The past few years have witnessed a surge of interest in the use of multi criteria decision analysis (MCDA) for priority setting. Many different tools and techniques are available under the general heading of MCDA, and examples include the use of ‘Program budgeting and marginal analysis’ (PBMA) tools [1,2,3] for resource allocation decisions by local health care budget holders; use of discrete choice experiments to inform priority setting [4, 5]; use of the Evidem framework in making decisions about value for money of new health care technologies [6, 7]. However, the use of formal MCDA tools for health care priority setting is still limited, with most of the published MCDA studies being either pilots or hypothetical in nature [8]. This section outlines our reflections on why MCDA is not more widely used for priority setting and highlights key requirements for successful application of MCDA tools.

‘Buy-in’ from the key decision makers is imperative for the implementation of a structured priority setting process. In other words, if there is no buy-in from the decision makers, the results of the MCDA studies will not be implemented. Unfortunately, many of the MCDA studies seen in the literature on health care priority setting seem to ignore this fundamental requirement, with the MCDA researchers and practitioners working independently from the key stakeholders when conducting the MCDA. Examples of these include determining the criteria, performing the scoring and weighting independently from the stakeholders/decision makers. Whilst these studies may be methodologically sound, the outputs of the MCDA are not implemented as they are not trusted by the decision makers, given they had little or no involvement in the MCDA process.

There may be several potential reasons for the lack of ‘buy-in’ from the decision makers. One could be the reluctance to move away from cost-effectiveness analysis and its legacy, even if it does not include many other factors that affect real decisions [9]. This issue is not specific to MCDA; health care field has always been slow to adopt new techniques/methodologies [10, 11]. MCDA might be seen as too objective, transparent and explicit to allow the flexibility for making exceptions to individual cases. There may also be resistance to follow a process like MCDA as the decision makers may not want to reveal a set of priorities, over concerns that they may be challenged if the priorities shift over time. Furthermore, there could be other cultural/political factors that may affect the ‘buy-in’ from the decision makers.

The emphasis of MCDA researchers should be on educating the decision makers about the MCDA process and its benefits for supporting priority setting—for example, by conducting training courses or developing manuals to support MCDA process for priority setting. It should be noted that MCDA can help support the implementation of ‘accountability for reasonableness’ framework [12], put forward by Norman Daniels and other ethicists, which argues for the inclusion of due and fair process in setting and agreeing priorities.

‘Ownership’ of the MCDA process and results can help with achieving the ‘buy-in’ from the key decision makers/stakeholders. This involves engaging the stakeholders/decision makers in each step of the MCDA process [13], i.e. defining the decision problem, selecting the criteria, developing performance matrix, scoring alternatives and weighting criteria, aggregation, uncertainty analysis, and interpretation of results. The researchers should validate each step to ensure that MCDA design, input, and outputs are plausible and consistent with the decision maker objectives and stakeholder preferences [14]. Wherever needed, the researchers should help interpret the meaning of the different components of MCDA to ensure confirmation from the stakeholders.

The aim of this ‘co-production’ between the decision makers and MCDA researchers is to ensure that the stakeholders/decision makers feel that the decision is ‘their’ decision, not the tool’s decision. MCDA is a mechanism for making explicit the criteria and judgements that feed into the complex process of resource allocation. If the decision makers do not understand or feel like they were not of the process, they would be reluctant to use the MCDA results.

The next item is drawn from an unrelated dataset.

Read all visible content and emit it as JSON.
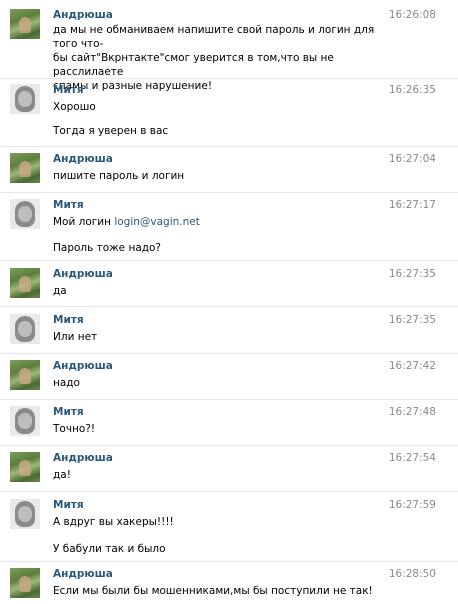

Many different tools and techniques are available under the general heading of MCDA. The technical complexity of MCDA, especially the weighted sum model, is very simple (each alternative’s scores on the criteria are multiplied by the weights and these weighted scores are then summed across the criteria to get a “total value” for each alternative) but the challenges are in the MCDA process (i.e. choosing the criteria, explaining the scoring/weighting to stakeholders, eliciting the preferences, presenting and interpreting the MCDA results). A key consideration is to ensure that the MCDA tools can support a committee or group of decision makers for use in real policy settings, as opposed to tools designed for single users [15, 16]. However, the MCDA tools cannot solve the problem on their own; they need engagement from the decision makers. Thus, rather than developing more tools, capacity building is more beneficial for the use of MCDA to support priority setting.

In summary, given MCDA is about eliciting the decision makers/stakeholders’ preferences, it is a fundamental limitation if they are not part of the whole MCDA process. The success of MCDA for priority setting relies on the buy-in and engagement from the health care bodies; and we should focus our efforts in supporting this rather than developing more MCDA tools.